To argue that BO should have supported Aristide because he fell out of favor with the imperialists and was removed by the intervention is to completely disregard the real interests of the Haitian popular masses. Supporting Aristide, just because he fell out of favor, has nothing to do with anti-imperialist struggle. The real anti-imperialist struggle is the struggle of the popular masses against their class enemies, not the struggle of a fallen corrupt proto-dictator to regain power on the backs of these same popular masses.
In the actual politics of popular struggle, on the ground, BO is one of the staunchest opponents of this current occupation, and denounces the occupation in all the protests and public meetings it holds.

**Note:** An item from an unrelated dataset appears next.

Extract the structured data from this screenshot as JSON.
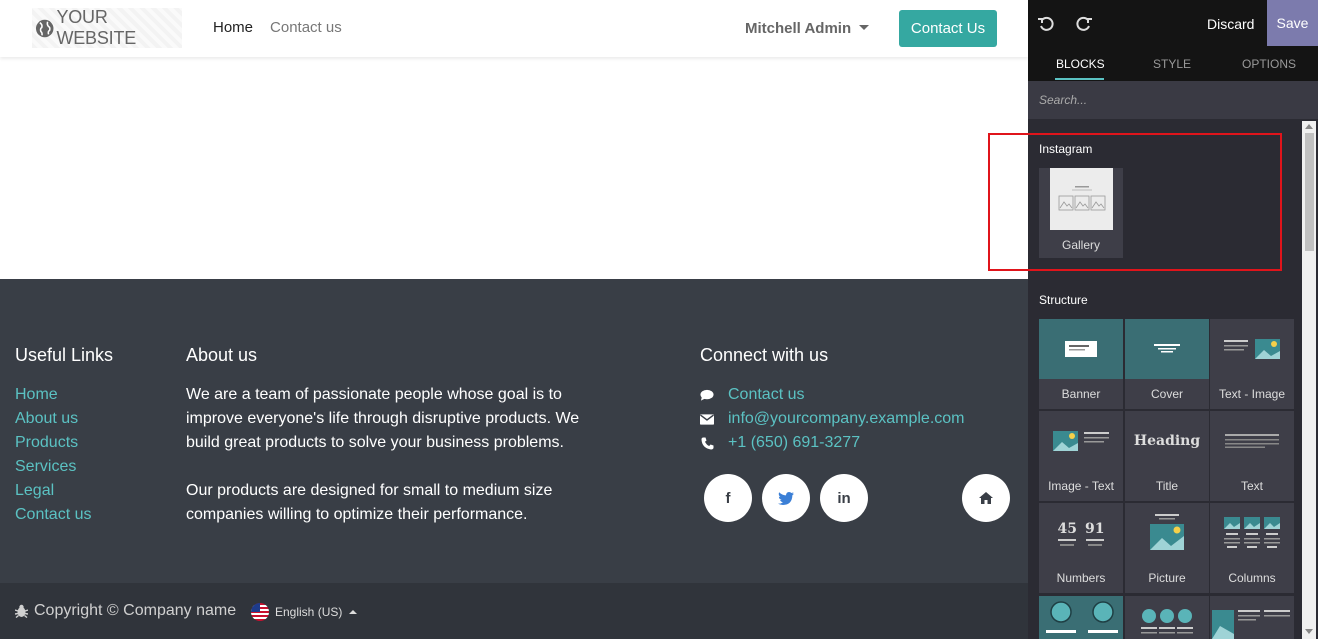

In fact, this year, protest marches held by BO around May Day and to protest the rising cost of living, to demand a fair adjustment of the minimum wage and a real employment program have all been heavily repressed and barricaded by heavily armed MINUSTHA troops. Those on the left who truly want to stand in support of the real interests of the popular masses should understand these facts and not let themselves be taken in by populist propaganda and provocators in defense of corrupt politics of patronage.

Anonymous said...

Jan is sorely mistaken. The AFL-CIO top officials have acknowledge the 350k from the State Dept and the 100k from the NED. BO acknowledge 100k of this after being pressed by its own supporters. Narconews has an updated article that gives more depth on the labor situation. And what exactly do you mean by "populist propaganda and provocators in defense of corrupt politics of patronage."? Is BO's accepting foreign imperialist money and attacking a popularly elected government not a politics of patronage and propaganda?